The Dnme practiced both Levirate and first-cousin marriage. Among the Kapanci, according to the genealogy extending to the eighteenth century provided by the descendant of Yusuf Kapanci, this practice goes at least as far back as Ibrahim Kapanci (b. 1820). With his first wife, Hasibe, Ibrahim had two daughters and two sons, Ahmet and Mehmet. With his second wife, Fatma, he had three daughters and a son, Yusuf. Ahmet, Mehmet, and Yusuf are discussed at length in this book. Yusuf Kapanci (1858-1910) also had two wives. With his first wife, Aisha, he had three children, including Ibrahim, discussed here. With his second wife, Emine, he had five additional children, including Osman (1880-1932). Osman is also discussed at length in this book. The year Yusuf died, Osman was widowed when his wife Sabite died in labor. Three years later, in 1913, Ibrahim, who served as a journalist and correspondent of Austrian newspapers, was accidentally killed the same day King George I of Greece was assassinated in Salonika. Osman then married his brother Ibrahim's wife Aisha (1881-1960), his first cousin, since she was the daughter of Mehmet. They lived in a wooden house next to the Church of the Ascension (Ekklisia Analipseos) opposite Mehmet's seaside mansion. Osman's first daughter, Nevber, became Yusuf's cousin and stepsister, because Yusuf's mother Aisha married her father. Osman and Aisha then had a daughter, whom they named Wonder (Harika). Osman followed in his father's and grandfather's footsteps.

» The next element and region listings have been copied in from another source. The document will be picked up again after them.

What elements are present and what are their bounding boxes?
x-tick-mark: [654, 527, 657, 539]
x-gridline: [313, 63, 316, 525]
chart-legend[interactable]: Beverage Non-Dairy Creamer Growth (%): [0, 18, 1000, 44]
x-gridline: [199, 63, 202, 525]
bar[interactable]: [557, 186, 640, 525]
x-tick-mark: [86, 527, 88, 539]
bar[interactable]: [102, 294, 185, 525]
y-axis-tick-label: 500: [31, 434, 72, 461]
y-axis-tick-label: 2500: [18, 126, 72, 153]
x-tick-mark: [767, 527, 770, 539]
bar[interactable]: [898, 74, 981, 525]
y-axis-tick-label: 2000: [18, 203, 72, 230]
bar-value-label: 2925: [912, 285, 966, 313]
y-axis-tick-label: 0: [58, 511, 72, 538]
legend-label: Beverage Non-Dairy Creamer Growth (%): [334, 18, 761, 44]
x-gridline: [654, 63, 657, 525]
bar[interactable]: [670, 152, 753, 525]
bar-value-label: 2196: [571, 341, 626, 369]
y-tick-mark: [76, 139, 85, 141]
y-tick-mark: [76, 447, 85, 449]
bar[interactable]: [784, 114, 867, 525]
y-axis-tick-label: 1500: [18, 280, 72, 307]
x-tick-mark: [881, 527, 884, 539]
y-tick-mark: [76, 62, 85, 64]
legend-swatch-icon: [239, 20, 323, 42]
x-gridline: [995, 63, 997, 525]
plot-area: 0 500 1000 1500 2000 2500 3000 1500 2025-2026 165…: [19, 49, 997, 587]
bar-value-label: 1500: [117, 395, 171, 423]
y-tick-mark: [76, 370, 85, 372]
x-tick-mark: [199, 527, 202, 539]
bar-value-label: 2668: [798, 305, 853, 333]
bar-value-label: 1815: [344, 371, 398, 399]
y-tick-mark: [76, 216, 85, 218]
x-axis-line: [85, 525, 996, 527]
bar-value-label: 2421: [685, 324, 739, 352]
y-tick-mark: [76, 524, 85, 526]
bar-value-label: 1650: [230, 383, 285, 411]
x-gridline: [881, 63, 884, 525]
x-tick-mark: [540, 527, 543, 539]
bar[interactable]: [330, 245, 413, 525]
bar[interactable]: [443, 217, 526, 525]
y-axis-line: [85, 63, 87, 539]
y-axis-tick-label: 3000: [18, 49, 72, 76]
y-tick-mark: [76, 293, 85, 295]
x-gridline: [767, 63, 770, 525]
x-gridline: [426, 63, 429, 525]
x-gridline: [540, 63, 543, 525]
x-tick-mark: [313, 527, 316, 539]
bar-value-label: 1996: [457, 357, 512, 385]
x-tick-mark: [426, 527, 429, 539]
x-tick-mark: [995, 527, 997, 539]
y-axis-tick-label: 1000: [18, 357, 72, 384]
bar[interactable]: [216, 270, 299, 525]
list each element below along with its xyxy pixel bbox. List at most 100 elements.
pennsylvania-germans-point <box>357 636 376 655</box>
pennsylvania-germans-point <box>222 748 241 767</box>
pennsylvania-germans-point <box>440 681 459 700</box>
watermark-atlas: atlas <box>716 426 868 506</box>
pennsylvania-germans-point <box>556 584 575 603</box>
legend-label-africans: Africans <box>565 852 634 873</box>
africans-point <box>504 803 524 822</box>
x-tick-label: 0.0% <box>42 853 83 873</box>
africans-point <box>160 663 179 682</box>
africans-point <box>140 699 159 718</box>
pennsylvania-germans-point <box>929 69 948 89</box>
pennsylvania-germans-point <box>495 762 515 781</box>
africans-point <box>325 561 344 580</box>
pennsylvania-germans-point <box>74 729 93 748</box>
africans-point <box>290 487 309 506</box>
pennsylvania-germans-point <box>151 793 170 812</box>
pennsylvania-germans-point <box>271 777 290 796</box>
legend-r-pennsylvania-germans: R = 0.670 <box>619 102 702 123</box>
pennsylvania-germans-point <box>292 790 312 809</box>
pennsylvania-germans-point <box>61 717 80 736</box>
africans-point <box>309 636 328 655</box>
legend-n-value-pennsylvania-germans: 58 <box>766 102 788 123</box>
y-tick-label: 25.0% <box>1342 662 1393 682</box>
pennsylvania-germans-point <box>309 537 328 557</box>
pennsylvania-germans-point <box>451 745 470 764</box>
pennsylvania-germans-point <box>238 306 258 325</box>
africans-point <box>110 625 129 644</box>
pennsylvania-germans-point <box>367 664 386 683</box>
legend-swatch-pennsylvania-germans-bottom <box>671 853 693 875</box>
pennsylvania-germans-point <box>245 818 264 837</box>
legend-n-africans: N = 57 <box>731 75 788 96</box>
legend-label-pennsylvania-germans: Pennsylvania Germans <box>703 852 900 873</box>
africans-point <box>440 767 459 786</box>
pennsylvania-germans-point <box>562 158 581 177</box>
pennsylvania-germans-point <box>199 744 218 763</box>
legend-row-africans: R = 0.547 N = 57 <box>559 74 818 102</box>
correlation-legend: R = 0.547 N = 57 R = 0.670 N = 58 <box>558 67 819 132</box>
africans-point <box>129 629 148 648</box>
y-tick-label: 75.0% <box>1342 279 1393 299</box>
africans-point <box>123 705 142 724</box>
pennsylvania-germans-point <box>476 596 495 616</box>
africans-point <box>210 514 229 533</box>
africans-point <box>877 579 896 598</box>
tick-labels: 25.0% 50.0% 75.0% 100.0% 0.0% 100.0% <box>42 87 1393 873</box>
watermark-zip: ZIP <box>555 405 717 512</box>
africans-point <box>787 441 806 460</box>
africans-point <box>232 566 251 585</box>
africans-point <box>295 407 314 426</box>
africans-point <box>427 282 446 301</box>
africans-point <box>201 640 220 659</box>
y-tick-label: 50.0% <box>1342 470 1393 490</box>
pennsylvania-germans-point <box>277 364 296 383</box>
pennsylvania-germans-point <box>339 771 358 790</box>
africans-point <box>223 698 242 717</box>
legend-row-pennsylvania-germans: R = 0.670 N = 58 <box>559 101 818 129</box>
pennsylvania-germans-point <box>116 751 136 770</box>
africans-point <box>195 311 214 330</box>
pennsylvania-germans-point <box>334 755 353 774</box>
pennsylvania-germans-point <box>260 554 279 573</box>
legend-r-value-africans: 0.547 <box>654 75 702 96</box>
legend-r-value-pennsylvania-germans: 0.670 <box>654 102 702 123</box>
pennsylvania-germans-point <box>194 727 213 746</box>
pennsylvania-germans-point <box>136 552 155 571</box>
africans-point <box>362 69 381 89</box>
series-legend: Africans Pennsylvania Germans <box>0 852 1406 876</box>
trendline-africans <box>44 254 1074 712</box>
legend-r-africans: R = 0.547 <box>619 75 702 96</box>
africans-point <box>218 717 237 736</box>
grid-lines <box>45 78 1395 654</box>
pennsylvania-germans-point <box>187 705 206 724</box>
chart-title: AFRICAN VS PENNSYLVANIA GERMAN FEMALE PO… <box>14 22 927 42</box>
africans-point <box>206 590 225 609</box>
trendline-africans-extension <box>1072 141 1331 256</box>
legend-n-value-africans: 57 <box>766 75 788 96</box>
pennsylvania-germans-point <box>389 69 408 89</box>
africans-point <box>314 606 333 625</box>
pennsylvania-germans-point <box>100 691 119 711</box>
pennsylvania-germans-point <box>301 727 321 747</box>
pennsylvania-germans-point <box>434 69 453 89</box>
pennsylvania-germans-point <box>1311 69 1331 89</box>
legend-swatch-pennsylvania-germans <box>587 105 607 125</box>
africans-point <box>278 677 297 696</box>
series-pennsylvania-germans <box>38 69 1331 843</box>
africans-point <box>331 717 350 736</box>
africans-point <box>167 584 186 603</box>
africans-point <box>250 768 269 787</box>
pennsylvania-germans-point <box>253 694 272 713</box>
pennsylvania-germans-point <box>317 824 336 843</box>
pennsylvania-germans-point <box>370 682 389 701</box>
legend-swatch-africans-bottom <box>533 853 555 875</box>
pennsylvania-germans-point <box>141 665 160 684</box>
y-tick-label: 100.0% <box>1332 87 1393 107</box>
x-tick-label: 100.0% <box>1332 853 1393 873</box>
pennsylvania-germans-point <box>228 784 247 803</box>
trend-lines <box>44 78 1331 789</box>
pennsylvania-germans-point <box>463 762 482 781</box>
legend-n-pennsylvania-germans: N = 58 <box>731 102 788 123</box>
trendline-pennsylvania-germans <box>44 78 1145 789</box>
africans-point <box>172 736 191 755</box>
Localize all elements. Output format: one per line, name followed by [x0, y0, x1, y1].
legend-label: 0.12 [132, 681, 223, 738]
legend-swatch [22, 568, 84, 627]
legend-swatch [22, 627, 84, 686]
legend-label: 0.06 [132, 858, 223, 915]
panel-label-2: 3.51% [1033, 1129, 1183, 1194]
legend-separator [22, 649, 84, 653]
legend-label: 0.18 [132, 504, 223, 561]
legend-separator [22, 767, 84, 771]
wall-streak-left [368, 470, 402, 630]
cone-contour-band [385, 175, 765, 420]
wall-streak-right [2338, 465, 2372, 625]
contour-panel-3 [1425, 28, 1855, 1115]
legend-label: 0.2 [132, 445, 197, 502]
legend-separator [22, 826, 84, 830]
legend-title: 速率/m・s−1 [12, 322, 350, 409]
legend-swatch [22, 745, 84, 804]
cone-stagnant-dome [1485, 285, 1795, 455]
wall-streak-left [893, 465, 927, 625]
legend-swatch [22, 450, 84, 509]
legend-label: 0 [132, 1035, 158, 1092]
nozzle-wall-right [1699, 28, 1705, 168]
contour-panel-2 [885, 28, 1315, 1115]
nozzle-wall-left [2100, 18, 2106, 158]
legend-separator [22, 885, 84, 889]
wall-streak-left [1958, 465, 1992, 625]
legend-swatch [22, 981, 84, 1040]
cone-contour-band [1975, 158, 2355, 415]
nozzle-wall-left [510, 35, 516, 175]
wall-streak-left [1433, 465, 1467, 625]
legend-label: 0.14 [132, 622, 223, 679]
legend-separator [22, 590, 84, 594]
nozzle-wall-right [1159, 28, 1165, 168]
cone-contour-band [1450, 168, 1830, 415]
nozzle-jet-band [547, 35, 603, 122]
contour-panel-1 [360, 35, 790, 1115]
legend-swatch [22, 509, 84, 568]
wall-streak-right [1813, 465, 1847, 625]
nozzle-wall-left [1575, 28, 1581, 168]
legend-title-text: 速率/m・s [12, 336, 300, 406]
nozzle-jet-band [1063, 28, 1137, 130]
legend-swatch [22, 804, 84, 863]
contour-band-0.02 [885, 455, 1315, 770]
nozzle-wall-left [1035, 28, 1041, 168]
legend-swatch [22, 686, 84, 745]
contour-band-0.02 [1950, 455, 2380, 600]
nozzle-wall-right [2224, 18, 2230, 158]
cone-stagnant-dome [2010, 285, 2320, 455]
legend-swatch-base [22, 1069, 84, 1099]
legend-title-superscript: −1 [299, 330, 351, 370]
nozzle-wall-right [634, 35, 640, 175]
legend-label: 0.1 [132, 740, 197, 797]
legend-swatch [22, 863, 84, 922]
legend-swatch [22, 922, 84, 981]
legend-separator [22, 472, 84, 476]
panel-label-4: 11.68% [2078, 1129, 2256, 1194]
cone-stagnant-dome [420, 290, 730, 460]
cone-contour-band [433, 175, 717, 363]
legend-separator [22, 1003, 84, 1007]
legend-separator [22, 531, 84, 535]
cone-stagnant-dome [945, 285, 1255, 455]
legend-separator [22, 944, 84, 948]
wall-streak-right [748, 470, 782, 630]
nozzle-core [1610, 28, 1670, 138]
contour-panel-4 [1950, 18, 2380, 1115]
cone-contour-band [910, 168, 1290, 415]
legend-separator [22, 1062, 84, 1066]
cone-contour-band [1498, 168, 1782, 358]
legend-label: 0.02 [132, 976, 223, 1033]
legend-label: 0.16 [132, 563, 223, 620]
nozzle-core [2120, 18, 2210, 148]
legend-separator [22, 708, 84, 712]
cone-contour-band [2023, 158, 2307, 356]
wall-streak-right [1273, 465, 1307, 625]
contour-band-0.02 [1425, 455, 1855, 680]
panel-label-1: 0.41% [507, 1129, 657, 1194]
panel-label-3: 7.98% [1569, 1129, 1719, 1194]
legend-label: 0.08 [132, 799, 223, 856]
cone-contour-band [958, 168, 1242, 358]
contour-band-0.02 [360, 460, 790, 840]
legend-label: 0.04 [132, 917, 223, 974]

A descendant of the Kapanci Osman Ehat provided me with a family genealogy. The family traces its origins to Sarrafzade [Son of the Money Changer] Halil Efendi, who was born in Salonika between 1835 and 1840 and passed away there by 1899. His son Sarrafzade Osman Ehat was a merchant and money changer. Mustafa Fazil and Sarrafzade Osman Ehat came from different branches of a larger family. Osman Ehat's son Sarrafzade Ahmet Tevfik Ehat, a tobacco merchant, married Nasibe Emine Fazil, the daughter of Mustafa Fazil. Sarrafzade Ahmet Tevfik Ehat's brother, Sarrafzade Kudret Ehat married Acile Akif, daughter of the important tobacco merchant Duhani Hasan Akif. The Akifs also formed another branch of the same Sarrafzade family. Another branch of the family, named Ata, was well known for its role in textile production and distribution. Mustafa Fazil's youngest daughter, Nefise Mukbile Fazil, married Ahmet Feyzi Ata in Istanbul in 1919.